The Working at Height Regulations (2005) stipulate that no-one should work from steps or a ladder for a single period of more than thirty minutes at a time. But half an hour is plenty long enough for a badly maintained ladder to fail, an aluminium ladder to lead to an electric shock for its user, or for someone simply to fall off a poorly-positioned stepladder. So it’s essential that your employees know how to choose the right access equipment for the job and how to use it safely, and that you have documented processes in place to ensure the equipment is maintained in a safe condition.
Choosing the right access equipment, keeping it maintained, and knowing when and how it is safe to use demands a level of training and knowledge which few businesses have in place in-house. That’s why ERIKS has a partnership with TB Davies – distributor and manufacturer of ladders and access equipment with over 65 years’ experience. Based in South Wales, TB Davies also provides training – either on-site or at one of its six national training centres – and inspection services.

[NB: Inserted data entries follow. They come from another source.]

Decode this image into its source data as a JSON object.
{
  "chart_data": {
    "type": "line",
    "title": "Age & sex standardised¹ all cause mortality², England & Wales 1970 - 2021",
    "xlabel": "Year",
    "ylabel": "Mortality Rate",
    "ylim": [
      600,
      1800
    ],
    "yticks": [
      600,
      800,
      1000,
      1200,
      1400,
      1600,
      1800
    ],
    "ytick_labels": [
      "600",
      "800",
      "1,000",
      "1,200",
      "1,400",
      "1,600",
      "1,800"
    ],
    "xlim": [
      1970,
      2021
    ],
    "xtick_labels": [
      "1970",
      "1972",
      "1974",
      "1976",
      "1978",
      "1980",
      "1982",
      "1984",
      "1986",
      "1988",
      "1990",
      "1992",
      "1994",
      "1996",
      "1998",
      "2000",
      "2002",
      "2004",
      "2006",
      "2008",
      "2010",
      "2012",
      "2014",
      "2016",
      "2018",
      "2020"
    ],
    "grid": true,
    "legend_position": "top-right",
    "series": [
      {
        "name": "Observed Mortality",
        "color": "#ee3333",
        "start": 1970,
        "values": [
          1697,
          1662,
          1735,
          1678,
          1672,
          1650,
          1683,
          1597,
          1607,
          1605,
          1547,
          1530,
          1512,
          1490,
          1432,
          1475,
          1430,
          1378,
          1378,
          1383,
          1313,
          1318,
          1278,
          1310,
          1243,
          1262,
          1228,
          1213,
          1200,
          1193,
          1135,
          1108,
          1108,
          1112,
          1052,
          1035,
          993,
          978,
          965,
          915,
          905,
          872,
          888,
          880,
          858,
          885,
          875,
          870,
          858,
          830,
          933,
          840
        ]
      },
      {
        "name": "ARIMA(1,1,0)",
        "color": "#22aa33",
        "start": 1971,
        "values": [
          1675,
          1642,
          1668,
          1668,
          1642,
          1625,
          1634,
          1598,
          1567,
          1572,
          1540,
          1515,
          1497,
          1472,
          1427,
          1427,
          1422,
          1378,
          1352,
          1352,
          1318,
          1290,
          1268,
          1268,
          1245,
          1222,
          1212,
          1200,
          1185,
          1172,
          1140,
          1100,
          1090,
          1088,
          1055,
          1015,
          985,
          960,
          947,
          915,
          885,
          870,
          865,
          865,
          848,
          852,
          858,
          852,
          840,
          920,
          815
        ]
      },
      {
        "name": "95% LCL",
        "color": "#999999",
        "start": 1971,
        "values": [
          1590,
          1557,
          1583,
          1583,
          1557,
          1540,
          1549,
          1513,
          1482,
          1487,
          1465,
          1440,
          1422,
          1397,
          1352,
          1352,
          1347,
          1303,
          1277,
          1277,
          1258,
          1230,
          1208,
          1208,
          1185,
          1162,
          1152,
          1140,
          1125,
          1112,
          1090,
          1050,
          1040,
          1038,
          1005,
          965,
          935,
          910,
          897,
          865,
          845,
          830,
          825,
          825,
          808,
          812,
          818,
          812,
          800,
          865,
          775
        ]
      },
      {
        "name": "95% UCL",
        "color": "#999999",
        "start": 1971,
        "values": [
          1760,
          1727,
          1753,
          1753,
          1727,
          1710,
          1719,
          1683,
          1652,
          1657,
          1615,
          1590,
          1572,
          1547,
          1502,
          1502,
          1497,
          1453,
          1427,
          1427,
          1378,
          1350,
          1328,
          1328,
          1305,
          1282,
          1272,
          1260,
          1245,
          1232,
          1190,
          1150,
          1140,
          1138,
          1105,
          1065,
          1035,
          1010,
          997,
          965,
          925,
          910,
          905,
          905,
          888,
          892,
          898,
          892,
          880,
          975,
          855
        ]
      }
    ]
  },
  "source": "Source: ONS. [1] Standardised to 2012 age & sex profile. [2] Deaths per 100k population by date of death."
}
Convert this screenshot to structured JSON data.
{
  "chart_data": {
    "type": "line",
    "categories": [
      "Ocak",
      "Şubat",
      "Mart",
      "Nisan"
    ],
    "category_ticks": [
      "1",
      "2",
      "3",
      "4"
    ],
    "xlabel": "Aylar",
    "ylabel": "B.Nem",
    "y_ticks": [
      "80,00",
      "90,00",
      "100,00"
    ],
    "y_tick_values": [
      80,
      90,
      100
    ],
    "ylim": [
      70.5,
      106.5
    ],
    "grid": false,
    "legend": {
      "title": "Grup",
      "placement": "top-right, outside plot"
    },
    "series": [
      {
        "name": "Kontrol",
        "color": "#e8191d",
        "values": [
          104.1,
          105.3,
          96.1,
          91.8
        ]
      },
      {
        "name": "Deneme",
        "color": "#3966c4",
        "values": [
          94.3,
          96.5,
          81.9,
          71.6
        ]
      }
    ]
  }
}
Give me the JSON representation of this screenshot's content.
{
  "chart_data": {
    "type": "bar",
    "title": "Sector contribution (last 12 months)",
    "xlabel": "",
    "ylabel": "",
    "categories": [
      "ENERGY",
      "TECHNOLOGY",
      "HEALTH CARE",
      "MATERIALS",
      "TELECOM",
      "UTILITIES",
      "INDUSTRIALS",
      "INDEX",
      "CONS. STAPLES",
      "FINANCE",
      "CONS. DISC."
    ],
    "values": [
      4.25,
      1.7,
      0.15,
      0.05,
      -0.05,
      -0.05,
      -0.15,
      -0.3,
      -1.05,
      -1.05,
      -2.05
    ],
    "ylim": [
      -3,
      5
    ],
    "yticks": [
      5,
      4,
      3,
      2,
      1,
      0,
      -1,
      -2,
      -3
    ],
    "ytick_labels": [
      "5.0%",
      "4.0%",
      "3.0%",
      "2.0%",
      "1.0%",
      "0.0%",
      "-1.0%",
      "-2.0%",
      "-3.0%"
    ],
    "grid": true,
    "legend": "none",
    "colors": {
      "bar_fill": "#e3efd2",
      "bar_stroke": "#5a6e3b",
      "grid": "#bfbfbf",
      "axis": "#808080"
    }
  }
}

With the right equipment, in good condition, used correctly, it’s safe to get on with the job. But not day after day, month after month, without further inspection and maintenance of the equipment. Many employers believe an annual equipment inspection is all that’s required. But that is the maximum period between inspections, and applies only to equipment used at most every two or three weeks. Ladders or steps used weekly should be inspected every six months, and those used every day will need to be inspected quarterly.
Of course, however thorough the inspection, if it is not fully documented it’s of little use in the event of an accident and an H&SE investigation. So employers should keep a logbook of what was inspected, when it was inspected, what was discovered, what action was taken to remedy any faults, and when the next inspection is due.
The kind of knowledge necessary to make a comprehensive inspection or pre-use check, and to select the right equipment and use it safely, can only be acquired through thorough training: the kind of training available through ERIKS’ partner.
TB Davies not only has almost seven decades’ experience of steps, ladders and access equipment, but is also a member of the Ladder Association – the UK’s leading body for training and education for these items – and is also a Ladder Association Authorised Trainer. ERIKS can also call on the expertise of T. B. Davies to ensure you always have the right equipment for the job.
Satisfying the requirements of the Working at Heights Regulations (2005) may seem like a mountain to climb. But with access equipment, training, advice and support from ER IKS and TB Davies, it’s not insurmountable.